Film Review – Paper Towns
3 min readJohn Green is a huge presence in the young adult fiction world, and now the highly anticipated adaptation of one of his best-sellers, Paper Towns, has finally hit our screens. Directed by Jake Schreier (Robot and Frank), this whimsical teen romance stars Nat Wolff as Quentin, a senior in his final weeks of high school, who has always played things safe. College-bound and wanting to set up a good life for himself, Quentin has kept his head down at school and avoided trouble, unlike his neighbour Margo (Cara Delevingne) who always seems to end up in it. Wild, mysterious and prone to running away and disappearing for weeks on end, Margo is different from the other girls at school – which obviously means that Quentin is desperately in love with her.

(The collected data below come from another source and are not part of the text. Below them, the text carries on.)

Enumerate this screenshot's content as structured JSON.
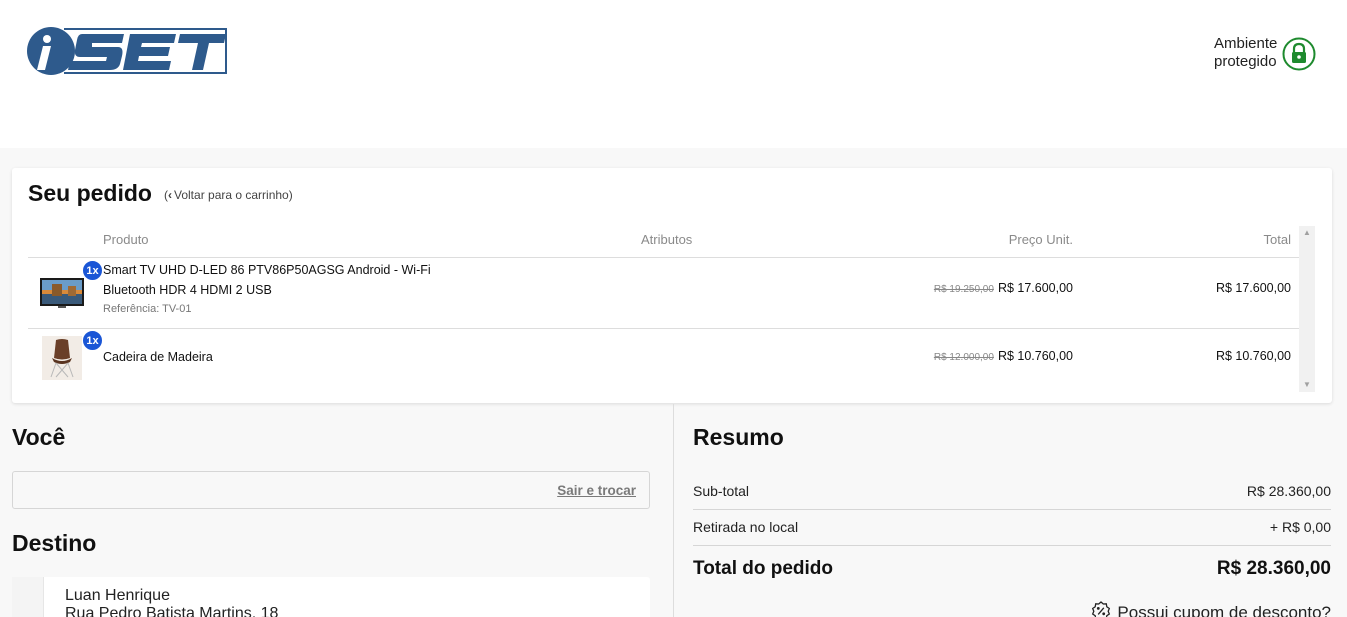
{
  "header": {
    "secure_line1": "Ambiente",
    "secure_line2": "protegido"
  },
  "order": {
    "title": "Seu pedido",
    "back_label": "Voltar para o carrinho",
    "columns": {
      "product": "Produto",
      "attributes": "Atributos",
      "unit_price": "Preço Unit.",
      "total": "Total"
    },
    "items": [
      {
        "qty": "1x",
        "name_line1": "Smart TV UHD D-LED 86 PTV86P50AGSG Android - Wi-Fi",
        "name_line2": "Bluetooth HDR 4 HDMI 2 USB",
        "reference": "Referência: TV-01",
        "old_price": "R$ 19.250,00",
        "price": "R$ 17.600,00",
        "total": "R$ 17.600,00"
      },
      {
        "qty": "1x",
        "name_line1": "Cadeira de Madeira",
        "old_price": "R$ 12.000,00",
        "price": "R$ 10.760,00",
        "total": "R$ 10.760,00"
      }
    ]
  },
  "you": {
    "title": "Você",
    "logout_label": "Sair e trocar"
  },
  "destination": {
    "title": "Destino",
    "name": "Luan Henrique",
    "street": "Rua Pedro Batista Martins, 18"
  },
  "summary": {
    "title": "Resumo",
    "subtotal_label": "Sub-total",
    "subtotal_value": "R$ 28.360,00",
    "pickup_label": "Retirada no local",
    "pickup_value": "+ R$ 0,00",
    "total_label": "Total do pedido",
    "total_value": "R$ 28.360,00",
    "coupon_label": "Possui cupom de desconto?"
  },
  "colors": {
    "brand": "#2e5a8c",
    "secure_green": "#1e8a2e",
    "qty_badge": "#1a56d6"
  }
}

After the pair spend one crazy night together wreaking revenge on Margo’s ex-boyfriend and his buddies, Margo pulls another vanishing act and disappears. Determined to be the one to find her, Quentin enlists the help of his two best friends, Ben (Austin Abrams) and Radar (Justice Smith) to follow the clues Margo has left behind, which leads them on to one epic road trip they’ll never forget.

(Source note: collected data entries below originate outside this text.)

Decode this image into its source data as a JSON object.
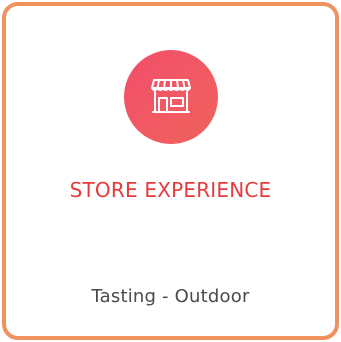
{
  "card": {
    "icon": "store-icon",
    "title": "STORE EXPERIENCE",
    "subtitle": "Tasting - Outdoor",
    "colors": {
      "border": "#f0925e",
      "icon_background": "#f24e6b",
      "title": "#e63b3b",
      "subtitle": "#4a4a4a"
    }
  }
}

It’s a story that sounds a little too much like a wistful adolescent’s mid-class daydream, but Schrier actually manages to pull Paper Towns off in a way that’s far more believable than many of the high school romances that come our way. The screenplay did get a little cheesy at times (yes, this includes an overly inspirational voice over), and the character of Margo is difficult to get on board with. But the saving grace of this film is the cast, who – get this – actually look like teenagers, and not adults in their late twenties dressed in Letterman jackets. Austin Abrams, Justice Smith and Halston Sage (who plays Margo’s best friend Lacey) all give commendable and refreshingly youthful performances that make you wonder why so many other films and shows choose to cast older actors to play high school students.

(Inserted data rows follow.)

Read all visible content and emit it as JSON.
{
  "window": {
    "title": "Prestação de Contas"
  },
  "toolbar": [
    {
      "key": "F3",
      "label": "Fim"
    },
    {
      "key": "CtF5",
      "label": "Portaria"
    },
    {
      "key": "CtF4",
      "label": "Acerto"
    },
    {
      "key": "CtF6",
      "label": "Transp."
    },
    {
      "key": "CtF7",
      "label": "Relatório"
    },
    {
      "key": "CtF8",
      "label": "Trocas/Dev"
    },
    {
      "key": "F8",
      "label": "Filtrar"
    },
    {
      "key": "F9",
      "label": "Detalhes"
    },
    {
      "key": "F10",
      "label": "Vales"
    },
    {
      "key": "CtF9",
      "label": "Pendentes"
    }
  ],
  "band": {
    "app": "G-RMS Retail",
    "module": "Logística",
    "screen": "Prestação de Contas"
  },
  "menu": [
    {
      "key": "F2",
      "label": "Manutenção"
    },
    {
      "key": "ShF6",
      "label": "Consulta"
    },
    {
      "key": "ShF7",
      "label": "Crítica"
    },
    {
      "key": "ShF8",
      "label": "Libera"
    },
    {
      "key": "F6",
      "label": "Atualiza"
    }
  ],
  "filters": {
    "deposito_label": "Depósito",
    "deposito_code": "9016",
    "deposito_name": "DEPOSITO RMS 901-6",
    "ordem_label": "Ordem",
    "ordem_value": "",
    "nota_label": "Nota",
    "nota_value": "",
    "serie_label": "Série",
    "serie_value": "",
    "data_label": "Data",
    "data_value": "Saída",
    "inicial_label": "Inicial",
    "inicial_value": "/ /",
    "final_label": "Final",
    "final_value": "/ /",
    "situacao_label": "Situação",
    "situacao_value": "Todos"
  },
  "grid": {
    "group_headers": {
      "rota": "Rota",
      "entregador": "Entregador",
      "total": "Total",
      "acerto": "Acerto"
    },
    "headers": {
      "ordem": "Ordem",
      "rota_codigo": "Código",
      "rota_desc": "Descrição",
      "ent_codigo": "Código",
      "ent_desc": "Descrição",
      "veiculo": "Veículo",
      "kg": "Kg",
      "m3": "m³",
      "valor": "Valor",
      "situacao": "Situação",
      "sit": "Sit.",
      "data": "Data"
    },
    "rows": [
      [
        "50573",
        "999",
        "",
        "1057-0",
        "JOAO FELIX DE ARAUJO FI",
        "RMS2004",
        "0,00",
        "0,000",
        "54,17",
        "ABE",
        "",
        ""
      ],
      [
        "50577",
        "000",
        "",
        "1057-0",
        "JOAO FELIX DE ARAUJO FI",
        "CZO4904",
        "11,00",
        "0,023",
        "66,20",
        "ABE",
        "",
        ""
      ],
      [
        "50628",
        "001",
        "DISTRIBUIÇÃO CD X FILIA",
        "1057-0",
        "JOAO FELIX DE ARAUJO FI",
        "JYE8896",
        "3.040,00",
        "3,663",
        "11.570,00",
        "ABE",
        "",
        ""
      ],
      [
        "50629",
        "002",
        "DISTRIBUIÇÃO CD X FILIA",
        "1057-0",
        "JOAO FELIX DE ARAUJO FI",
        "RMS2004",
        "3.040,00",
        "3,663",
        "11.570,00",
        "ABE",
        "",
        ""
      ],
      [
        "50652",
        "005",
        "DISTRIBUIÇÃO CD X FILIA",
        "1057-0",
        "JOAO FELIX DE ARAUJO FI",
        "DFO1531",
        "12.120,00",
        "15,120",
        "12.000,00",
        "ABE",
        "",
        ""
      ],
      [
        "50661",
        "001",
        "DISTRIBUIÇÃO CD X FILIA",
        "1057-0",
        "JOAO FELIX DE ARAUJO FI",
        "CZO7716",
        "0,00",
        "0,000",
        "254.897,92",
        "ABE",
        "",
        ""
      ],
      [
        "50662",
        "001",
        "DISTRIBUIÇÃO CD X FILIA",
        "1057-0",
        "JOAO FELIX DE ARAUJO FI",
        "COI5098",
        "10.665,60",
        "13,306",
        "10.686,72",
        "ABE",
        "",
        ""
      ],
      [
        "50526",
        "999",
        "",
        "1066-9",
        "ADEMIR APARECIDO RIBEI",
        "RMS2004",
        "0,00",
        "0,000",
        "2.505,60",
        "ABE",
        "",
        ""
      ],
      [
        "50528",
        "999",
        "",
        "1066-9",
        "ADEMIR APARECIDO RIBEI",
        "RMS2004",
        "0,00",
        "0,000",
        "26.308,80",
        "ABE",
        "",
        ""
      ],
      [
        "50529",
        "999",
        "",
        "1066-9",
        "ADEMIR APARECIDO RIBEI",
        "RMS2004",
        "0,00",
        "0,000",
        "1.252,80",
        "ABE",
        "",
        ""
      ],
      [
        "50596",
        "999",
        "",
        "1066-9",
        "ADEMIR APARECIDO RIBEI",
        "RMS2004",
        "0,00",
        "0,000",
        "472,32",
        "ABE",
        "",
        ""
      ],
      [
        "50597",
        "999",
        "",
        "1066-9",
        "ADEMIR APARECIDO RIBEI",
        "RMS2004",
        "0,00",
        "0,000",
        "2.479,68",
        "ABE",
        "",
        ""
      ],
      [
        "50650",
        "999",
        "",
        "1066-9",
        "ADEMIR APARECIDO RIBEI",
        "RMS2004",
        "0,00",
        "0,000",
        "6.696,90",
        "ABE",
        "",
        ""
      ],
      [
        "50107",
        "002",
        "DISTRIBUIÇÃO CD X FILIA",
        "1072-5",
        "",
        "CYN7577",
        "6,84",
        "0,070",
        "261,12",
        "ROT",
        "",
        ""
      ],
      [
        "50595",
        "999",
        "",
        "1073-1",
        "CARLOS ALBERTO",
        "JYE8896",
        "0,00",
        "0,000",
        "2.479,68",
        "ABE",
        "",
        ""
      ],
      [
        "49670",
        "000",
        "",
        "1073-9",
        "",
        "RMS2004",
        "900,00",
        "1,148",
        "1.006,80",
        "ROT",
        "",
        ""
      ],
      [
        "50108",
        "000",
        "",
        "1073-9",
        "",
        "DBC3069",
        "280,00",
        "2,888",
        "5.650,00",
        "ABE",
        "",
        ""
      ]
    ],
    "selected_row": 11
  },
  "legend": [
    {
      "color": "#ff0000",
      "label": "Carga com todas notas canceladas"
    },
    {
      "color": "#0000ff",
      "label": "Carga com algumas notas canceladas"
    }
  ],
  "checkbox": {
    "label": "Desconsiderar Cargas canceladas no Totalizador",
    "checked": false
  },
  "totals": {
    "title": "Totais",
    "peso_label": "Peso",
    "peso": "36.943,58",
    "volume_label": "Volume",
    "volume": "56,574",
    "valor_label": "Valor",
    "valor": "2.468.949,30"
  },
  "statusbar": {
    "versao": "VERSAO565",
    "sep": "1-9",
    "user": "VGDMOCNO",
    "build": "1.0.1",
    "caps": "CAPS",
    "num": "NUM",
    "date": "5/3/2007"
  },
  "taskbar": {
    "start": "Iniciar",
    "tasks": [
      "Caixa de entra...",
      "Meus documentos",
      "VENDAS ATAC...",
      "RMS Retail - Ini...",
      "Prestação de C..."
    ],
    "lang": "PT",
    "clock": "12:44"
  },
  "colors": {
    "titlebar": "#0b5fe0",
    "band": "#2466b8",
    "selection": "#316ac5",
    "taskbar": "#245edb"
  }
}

Model Cara Delevingne proves she has the chops to be successful as she moves into the movie biz (despite a few accent slip ups here and there), but it’s Nat Wolff who you’re really taken with in Paper Towns, and who actually reminds me of some of the boys I went to high school with. The film does have that ability – to transport you back to a time when young love made you do the craziest of things, and while the lens might be a little rose-tinted, the spirit of adolescence is still very much there.
While I think tweens and teens will get the most out of Paper Towns, there is still something enjoyably reminiscent about it that adults can get on board with. It strikes a lovely balance between the real and the realistic-fantasy, which amounts to the perfect amount of escapism you’d want from a film of it’s genre. For young people, I’d say it’s definitely worth a look.